Township in Pennsylvania, US

Hanover Township is a township in Washington County, Pennsylvania, United States. The population was 2,421 at the 2020 census. Hillman State Park, a Pennsylvania state park, and The Pavilion at Star Lake concert venue are located in Hanover Township.

Historical population
| Census | Pop. | Note | %± |
| 2000 | 2,795 |  | — |
| 2010 | 2,673 |  | −4.4% |
| 2020 | 2,421 |  | −9.4% |
| 2025 (est.) | 2,382 |  | −1.6% |
U.S. Decennial Census

==History==
The Devil's Den, McClurg Covered Bridge, Jackson's Mill Covered Bridge, Lyle Covered Bridge and Ralston Freeman Covered Bridge are listed on the National Register of Historic Places.

==Villages of Hanover Township==
Bavington (also in Smith Township), Florence, Murdocksville, Paris

==Surrounding communities==
Hanover Township has five borders, including the city of Weirton, West Virginia to the west and the townships of Jefferson to the south, Smith to the southeast, Robinson to the east, and Beaver County's Hanover Township to the north.

==Geography==
According to the United States Census Bureau, the township has a total area of 47.6 sqmi, of which, 47.6 sqmi of it is land and 0.04 sqmi of it (0.08%) is water.

==Demographics==
As of the census of 2000, there were 2,795 people, 1,080 households, and 815 families living in the township.

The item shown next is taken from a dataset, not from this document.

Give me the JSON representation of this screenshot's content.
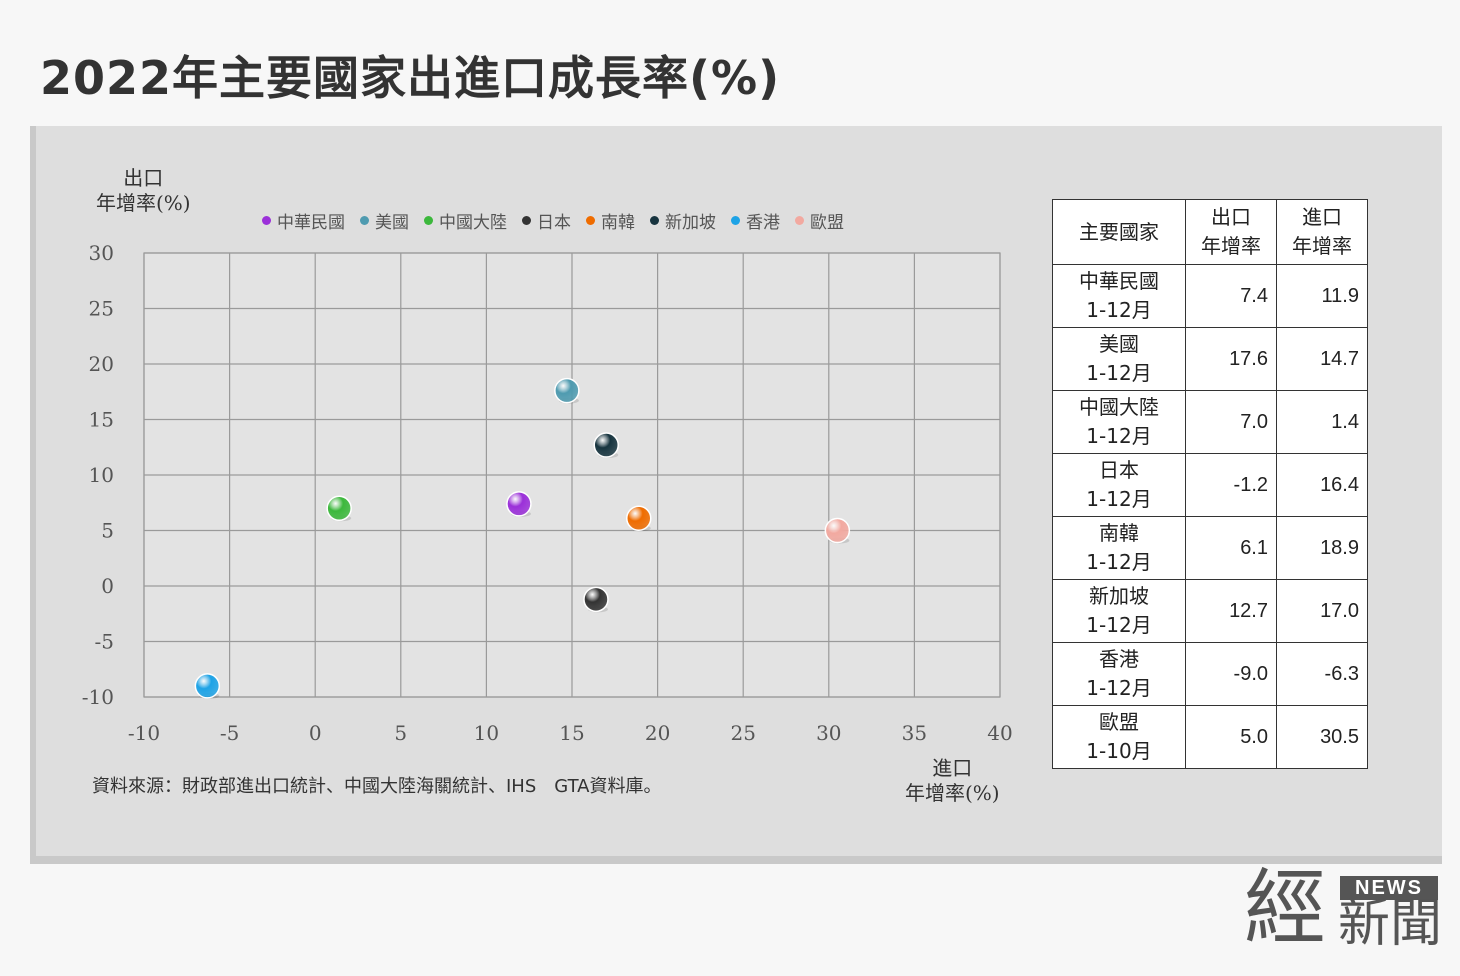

The population density was 58.8 PD/sqmi. There were 1,124 housing units at an average density of 23.6/sq mi (9.1/km^{2}). The racial makeup of the township was 98.53% White, 0.61% African American, 0.14% Native American, 0.21% Asian, 0.04% Pacific Islander, 0.21% from other races, and 0.25% from two or more races. Hispanic or Latino of any race were 0.39% of the population.

There were 1,080 households, out of which 29.9% had children under the age of 18 living with them, 64.3% were married couples living together, 7.9% had a female householder with no husband present, and 24.5% were non-families. 22.0% of all households were made up of individuals, and 9.5% had someone living alone who was 65 years of age or older. The average household size was 2.50 and the average family size was 2.92.

In the township the population was spread out, with 21.6% under the age of 18, 5.5% from 18 to 24, 29.1% from 25 to 44, 27.0% from 45 to 64, and 16.7% who were 65 years of age or older. The median age was 42 years. For every 100 females, there were 105.1 males. For every 100 females age 18 and over, there were 103.8 males.

The median income for a household in the township was $42,563, and the median income for a family was $51,014. Males had a median income of $40,993 versus $25,625 for females. The per capita income for the township was $19,722. About 6.8% of families and 9.3% of the population were below the poverty line, including 14.3% of those under age 18 and 2.8% of those age 65 or over.